In 1863 Aristide Boucicaut introduced the world to the concept of the department store with le Bon Marché and changed shopping forever. Nearly 125 years later, Colette Lerfel and her daughter Sarah followed suit, creating the first-ever concept store, an idea that is bound to thrive well into the next century. Paris shopping culture is unique in that it supports unknown brands and artisanal goods even among the most influential shoppers, so the concept-shop concept is booming. Here are some of the top concept shops in Paris, each with its own specialty.
13, rue Saint-Honoré, in the 1st Arrondissement.
The first and still the foremost concept shop in the capital, Colette has three floors of goods, each with its own theme. Upstairs you enter the world of fashion with the best, most cutting-edge designs from across the globe. You’re likely to find an Alaïa dress that you saw in the Vogue coverage of fashion week, or the “it” bag that was last seen sported by some star in Elle. This is the place to come to master the latest look, with everything from bracelets to jackets. The first floor features art books, trendy electronics and Colette limited-edition designs from internationally acclaimed artists, and is often the venue for special events like book signings or flash-mob concerts. Downstairs is the Water Bar.
111, boulevard Beaumarchais, in the 4th Arrondissement.
Another Parisian retail genius, Marie-France Cohen, founded the sumptuously luxurious Bonpoint children’s clothing line and turned it into a considerable empire. With all her success, she wanted to give something back, so she started a foundation and the Merci concept store, with profits going to education in Madagascar, where much of French fashion is made. Because this is a nonprofit, stars like Isabel Marant and her husband, Jérôme Dreyfuss, are proud to design limited-edition pieces for the boutique. You’ll find everything here: hand soaps, kitchen utensils, bed linens, underwear, art supplies and fashion—all of it beautifully designed, luxuriously crafted and in support of a good cause. There is also a used bookshop and restaurant offering delicious yet healthy fare. Oh, and a Mini in the entryway!
Several locations throughout Paris; see below for link to website.
Photo via bathroomgraffiti.com.
Far more common, yet fun and original, this chain of stores offers affordable gift items and home decor solutions for the young and the trendy. You’ll find some of the latest fashion trends, like Kilim boots and T-shirts from Eleven Paris, next to storage bags with clever French titles and the irresistibly tempting macaron key chains from Ladurée. The shop also carries an entire collection of melamine kiddie plates with lessons on good table manners. This is a great address for Parisian souvenirs that are easy to pack and items that are hard to find at home, often with a touch that is oh so français!
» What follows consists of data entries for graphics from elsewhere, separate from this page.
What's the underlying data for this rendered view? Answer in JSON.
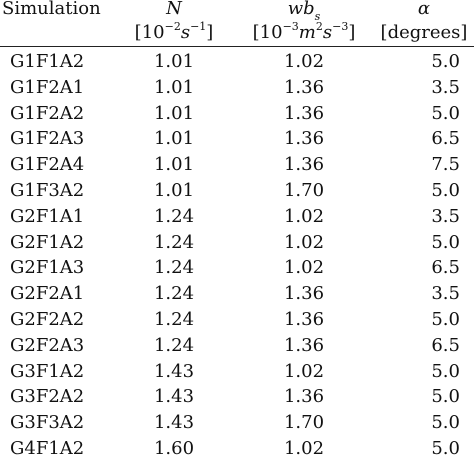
{
  "header": {
    "simulation": "Simulation",
    "n_symbol": "N",
    "n_unit_prefix": "[10",
    "n_unit_exp": "−2",
    "n_unit_s": "s",
    "n_unit_s_exp": "−1",
    "n_unit_suffix": "]",
    "wb_symbol": "wb",
    "wb_sub": "s",
    "wb_unit_prefix": "[10",
    "wb_unit_exp": "−3",
    "wb_unit_m": "m",
    "wb_unit_m_exp": "2",
    "wb_unit_s": "s",
    "wb_unit_s_exp": "−3",
    "wb_unit_suffix": "]",
    "alpha_symbol": "α",
    "alpha_unit": "[degrees]"
  },
  "rows": [
    {
      "sim": "G1F1A2",
      "n": "1.01",
      "wb": "1.02",
      "alpha": "5.0"
    },
    {
      "sim": "G1F2A1",
      "n": "1.01",
      "wb": "1.36",
      "alpha": "3.5"
    },
    {
      "sim": "G1F2A2",
      "n": "1.01",
      "wb": "1.36",
      "alpha": "5.0"
    },
    {
      "sim": "G1F2A3",
      "n": "1.01",
      "wb": "1.36",
      "alpha": "6.5"
    },
    {
      "sim": "G1F2A4",
      "n": "1.01",
      "wb": "1.36",
      "alpha": "7.5"
    },
    {
      "sim": "G1F3A2",
      "n": "1.01",
      "wb": "1.70",
      "alpha": "5.0"
    },
    {
      "sim": "G2F1A1",
      "n": "1.24",
      "wb": "1.02",
      "alpha": "3.5"
    },
    {
      "sim": "G2F1A2",
      "n": "1.24",
      "wb": "1.02",
      "alpha": "5.0"
    },
    {
      "sim": "G2F1A3",
      "n": "1.24",
      "wb": "1.02",
      "alpha": "6.5"
    },
    {
      "sim": "G2F2A1",
      "n": "1.24",
      "wb": "1.36",
      "alpha": "3.5"
    },
    {
      "sim": "G2F2A2",
      "n": "1.24",
      "wb": "1.36",
      "alpha": "5.0"
    },
    {
      "sim": "G2F2A3",
      "n": "1.24",
      "wb": "1.36",
      "alpha": "6.5"
    },
    {
      "sim": "G3F1A2",
      "n": "1.43",
      "wb": "1.02",
      "alpha": "5.0"
    },
    {
      "sim": "G3F2A2",
      "n": "1.43",
      "wb": "1.36",
      "alpha": "5.0"
    },
    {
      "sim": "G3F3A2",
      "n": "1.43",
      "wb": "1.70",
      "alpha": "5.0"
    },
    {
      "sim": "G4F1A2",
      "n": "1.60",
      "wb": "1.02",
      "alpha": "5.0"
    }
  ]
}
4, rue du Bouloi, in the 1st Arrondissement.
Photo: David Dziemian.
For the foodie and/or science geek in your life, Le Laboratoire was created by Harvard professor David Edwards, who hopes to create a “revolution in the way we package, consume and enjoy foods of all sorts.” Sound weird? It kind of is. But it’s also really cool. Its latest invention is the WikiPearl, an ice cream you can hold in the palm of your hand, soon available at Le Laboratoire’s WikiBar. Until then, there is a plentiful selection: products like the Air Future, calorie-free whiffs of chocolate, raspberry and green apple, or Le Whaf, a drinkable cloud that is absolutely heavenly!
Un Dimanche à Paris
4-6-8, Cour du Commerce Saint-André, in the 6th Arrondissement.
Four years ago Pierre Cluizel left his family’s third-generation chocolate business to open the world’s first chocolate concept store, Un Dimanche à Paris, located off the quaintly picturesque Cour du Commerce Saint-André. You enter through the chocolate shop and are immediately swept back in time with its display cases of pastries and truffles and other bits of deliciousness. The walls are lined with chocolate mills and chocolate-enrobed spices and chocolate bars. You pass the open kitchen where you can watch the pastry chefs at work before stepping into the modern dining room, where every dish comprises some element of cacao, even the cocktails. And as you enjoy the moment, you may want to appreciate the stone wall, which is a bit of the tower from the original city walls, making this place a national treasure for more than just its chocolate.